A new house. A new car. That luxury watch or flat LED humongous television charged to credit cards makes the economy seem like it is bursting at the seams. Americans make financial decisions on the monthly bills they pay each month.
This is why car salespeople always steer you towards the monthly fees when looking at a car. It’s only two hundred bucks a month, sounds much better than the $30,000 price tag. It’s only three dollars more a month for the warranty that no one needs sounds so much better than the fifteen hundred dollars that does nothing for the car owner.
The lower the monthly fee, the higher the consumer is willing to spend on an item.
Very few Americans understand the interest rate cost and the price of what they buy. They look at the $200 a month car payment and purchase an overpriced new car to feel good.
Each purchase starts the much maligned “trickle down” economy. Trickle down economics is not about paychecks, but rather about buying power. Can the U.S. consumer buy a car every three years? That is the fundamental driving force behind the U.S. economy.

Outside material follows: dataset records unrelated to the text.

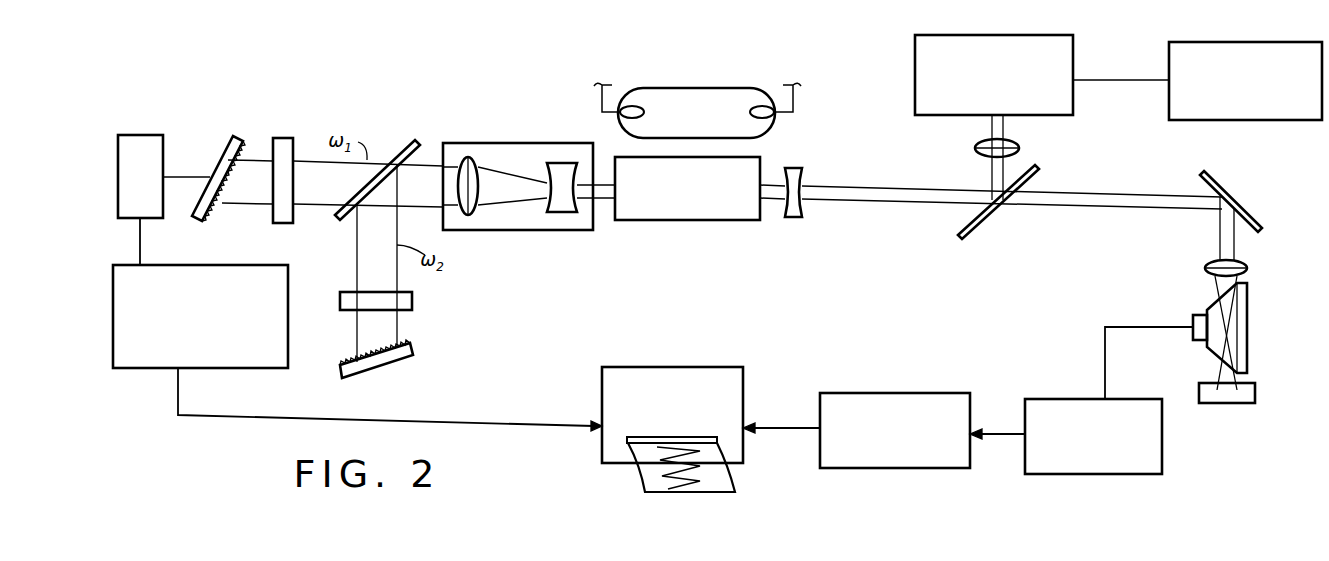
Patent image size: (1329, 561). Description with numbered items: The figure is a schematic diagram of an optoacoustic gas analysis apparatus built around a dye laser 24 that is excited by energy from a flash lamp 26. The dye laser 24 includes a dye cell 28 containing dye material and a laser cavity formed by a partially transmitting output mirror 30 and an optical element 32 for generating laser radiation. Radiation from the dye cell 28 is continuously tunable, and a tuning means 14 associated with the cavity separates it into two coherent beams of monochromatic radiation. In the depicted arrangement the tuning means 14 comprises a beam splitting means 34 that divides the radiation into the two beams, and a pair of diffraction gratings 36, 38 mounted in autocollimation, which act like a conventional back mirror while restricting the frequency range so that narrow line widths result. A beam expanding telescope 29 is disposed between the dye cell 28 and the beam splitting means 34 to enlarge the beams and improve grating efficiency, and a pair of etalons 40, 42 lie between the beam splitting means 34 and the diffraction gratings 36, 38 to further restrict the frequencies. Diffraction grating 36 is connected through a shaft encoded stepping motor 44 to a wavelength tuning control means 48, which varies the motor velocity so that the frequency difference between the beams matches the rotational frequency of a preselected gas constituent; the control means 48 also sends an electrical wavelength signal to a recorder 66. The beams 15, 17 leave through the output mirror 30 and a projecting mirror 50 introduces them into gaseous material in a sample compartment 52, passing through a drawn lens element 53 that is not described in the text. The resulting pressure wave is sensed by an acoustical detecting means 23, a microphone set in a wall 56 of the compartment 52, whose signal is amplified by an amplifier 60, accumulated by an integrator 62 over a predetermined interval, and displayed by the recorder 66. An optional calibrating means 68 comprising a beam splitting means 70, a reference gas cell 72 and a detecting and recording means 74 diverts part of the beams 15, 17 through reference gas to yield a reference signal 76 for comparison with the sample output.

The tuning means 14 is at (488, 327).
The coherent beam of monochromatic radiation 15 is at (1012, 218).
The coherent beam of monochromatic radiation 17 is at (897, 207).
The acoustical detecting means 23 is at (1193, 311).
The dye laser 24 is at (648, 260).
The flash lamp 26 is at (732, 97).
The dye cell 28 is at (693, 213).
The beam expanding telescope 29 is at (540, 128).
The output mirror 30 is at (797, 218).
The optical element 32 is at (217, 160).
The beam splitting means 34 is at (398, 157).
The diffraction grating 36 is at (213, 203).
The diffraction grating 38 is at (405, 343).
The etalon 40 is at (350, 296).
The etalon 42 is at (288, 147).
The shaft encoded stepping motor 44 is at (145, 145).
The wavelength tuning control means 48 is at (142, 362).
The mirror 50 is at (1218, 182).
The sample compartment 52 is at (1233, 327).
The focusing lens 53 is at (1245, 270).
The wall 56 is at (1247, 348).
The amplifier 60 is at (1160, 446).
The integrator 62 is at (940, 398).
The recorder 66 is at (737, 382).
The calibrating means 68 is at (920, 144).
The beam splitting means 70 is at (970, 234).
The reference gas cell 72 is at (1048, 44).
The detecting and recording means 74 is at (1205, 47).
The reference signal 76 is at (1128, 85).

The trickle-down economy begins with the purchase of the car, the house, or the electronics like the new iPhone. Each sale adds to the flow of money. The car manufacturer or other manufacturer, whether American, Mexican or Chinese starts the trickle-down economy. Each of the manufacturers pays wages to managers, salespeople, warehouse people and sometimes U.S.-based laborers building stuff.
Those wages are then trickled down through the economy in the purchases of goods or services. Among them are grocery stores, restaurants and even governments via taxes and service fees. Each of those take the original wages and use it to create new wages for their workers. These new workers than use their wages for the same things – cars, houses, services and taxes. The insidious thing here is that it doesn’t matter where the products are made, China, México or the United States because each sale pays wages to a U.S. voter. The wages are used to buy the same thing that the original wage earners built for their wages – the cars, the houses, the electronics and so on.

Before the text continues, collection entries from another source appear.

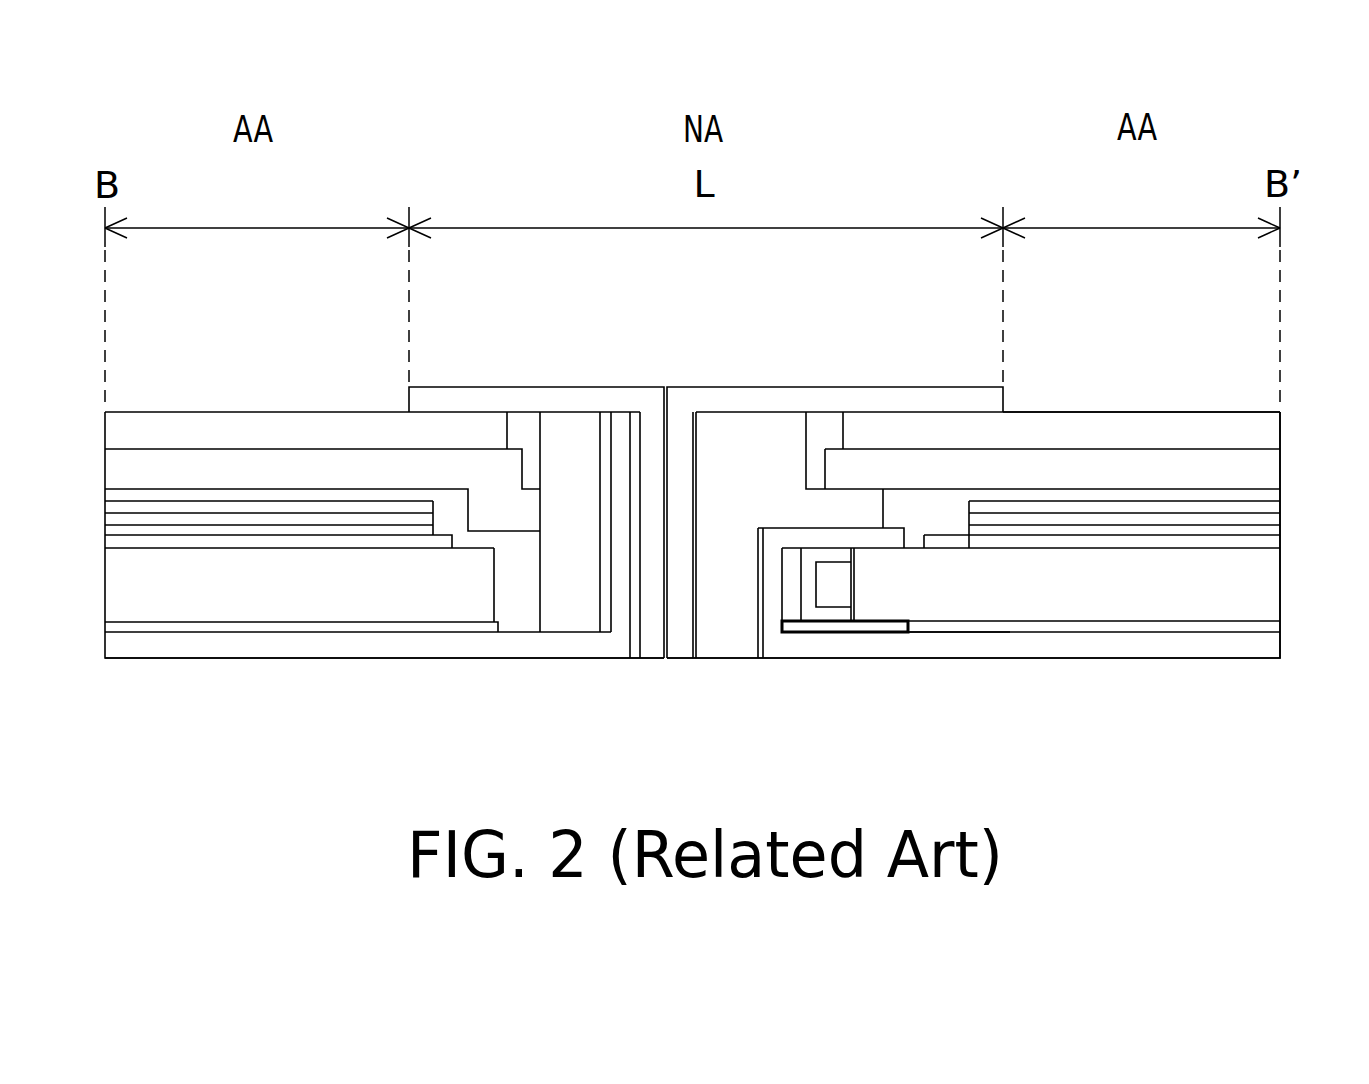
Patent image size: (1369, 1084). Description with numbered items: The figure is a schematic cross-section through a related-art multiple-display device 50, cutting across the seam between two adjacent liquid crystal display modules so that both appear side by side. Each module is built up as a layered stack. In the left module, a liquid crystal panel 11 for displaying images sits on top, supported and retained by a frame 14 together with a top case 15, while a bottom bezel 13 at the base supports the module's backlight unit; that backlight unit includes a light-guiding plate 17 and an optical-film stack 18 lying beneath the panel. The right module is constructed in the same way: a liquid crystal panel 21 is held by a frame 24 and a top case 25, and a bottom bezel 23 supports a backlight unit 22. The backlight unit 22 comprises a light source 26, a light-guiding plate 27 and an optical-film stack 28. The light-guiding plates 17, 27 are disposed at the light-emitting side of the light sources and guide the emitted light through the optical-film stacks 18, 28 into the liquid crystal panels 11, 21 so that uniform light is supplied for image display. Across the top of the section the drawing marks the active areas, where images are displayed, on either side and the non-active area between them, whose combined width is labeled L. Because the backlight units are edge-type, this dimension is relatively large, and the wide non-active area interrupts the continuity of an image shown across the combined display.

The multiple-display device 50 is at (1320, 145).
The liquid crystal panel 11 is at (251, 411).
The bottom bezel 13 is at (393, 643).
The frame 14 is at (573, 443).
The top case 15 is at (470, 403).
The light-guiding plate 17 is at (295, 610).
The optical-film stack 18 is at (102, 500).
The liquid crystal panel 21 is at (1153, 411).
The backlight unit 22 is at (798, 712).
The bottom bezel 23 is at (1158, 643).
The frame 24 is at (755, 443).
The top case 25 is at (860, 403).
The light source 26 is at (827, 613).
The light-guiding plate 27 is at (978, 597).
The optical-film stack 28 is at (1285, 500).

Trickle-down economics are really a circular economy where the original manufactured product generates the money used to buy that product as it trickles down the economy. But here’s the dirty part of the whole scheme. There is no new money created.

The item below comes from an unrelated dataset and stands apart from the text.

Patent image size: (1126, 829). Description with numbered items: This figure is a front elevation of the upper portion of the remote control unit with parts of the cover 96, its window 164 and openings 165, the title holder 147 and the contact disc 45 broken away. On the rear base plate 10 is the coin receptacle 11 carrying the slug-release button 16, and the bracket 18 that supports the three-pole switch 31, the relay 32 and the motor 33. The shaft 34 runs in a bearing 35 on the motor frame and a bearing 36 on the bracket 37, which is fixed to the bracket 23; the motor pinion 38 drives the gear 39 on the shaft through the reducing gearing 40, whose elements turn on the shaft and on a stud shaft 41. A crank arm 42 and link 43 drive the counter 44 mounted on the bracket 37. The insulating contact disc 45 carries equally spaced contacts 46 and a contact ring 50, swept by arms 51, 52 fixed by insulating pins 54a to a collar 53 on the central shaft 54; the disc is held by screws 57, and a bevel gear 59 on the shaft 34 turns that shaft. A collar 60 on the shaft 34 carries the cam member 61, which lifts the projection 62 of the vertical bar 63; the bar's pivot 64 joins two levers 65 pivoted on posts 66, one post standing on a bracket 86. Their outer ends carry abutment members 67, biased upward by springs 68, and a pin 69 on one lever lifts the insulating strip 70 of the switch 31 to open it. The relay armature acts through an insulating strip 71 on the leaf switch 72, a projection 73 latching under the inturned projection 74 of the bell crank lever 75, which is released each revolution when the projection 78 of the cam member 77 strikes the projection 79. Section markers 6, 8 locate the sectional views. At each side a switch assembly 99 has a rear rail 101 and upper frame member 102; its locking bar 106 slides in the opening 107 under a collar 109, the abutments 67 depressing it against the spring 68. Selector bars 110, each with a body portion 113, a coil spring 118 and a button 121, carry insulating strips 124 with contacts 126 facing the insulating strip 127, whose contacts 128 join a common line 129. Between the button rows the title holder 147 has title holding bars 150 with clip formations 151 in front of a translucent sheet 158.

Instead credit is used to recirculate the same money around and around creating a fake economy.
Without credit consumers wouldn’t buy new cars every three to five years. Smart phones would be purchased once every five years or so. Buying a house would then be a once-in-a-lifetime purchase instead of the three to four houses a typical consumer buys today.
When the Fed raises interest rates it causes consumer credit costs to go up.
But here’s the problem, the typical U.S. voters doesn’t know how much interest they pay each month. They just know that they can afford $200 a month for the car they want. When interest goes up, the monthly cost of the car goes up as well. Instead of $200 a month, it might now be $210 or $220 a month.
Many U.S. voters live month-to-month from their monthly paychecks. Even ten or twenty dollars increase in a car payment is enough to push the consumer out of purchasing the new car. When sales drop on consumer goods because of the rising costs in interest rates, workers are the first to be laid off to keep the manufacturers in business. As they lose their jobs, the voters buy less, further exasperating the trickle-down economic engine.
To keep the “feeling” that the economy is strong requires purchasing power. For U.S. voters that means affordable monthly payments from low interest rates.
Therein lies the fake economy that Donald Trump needs for voters to give him another term in 2020.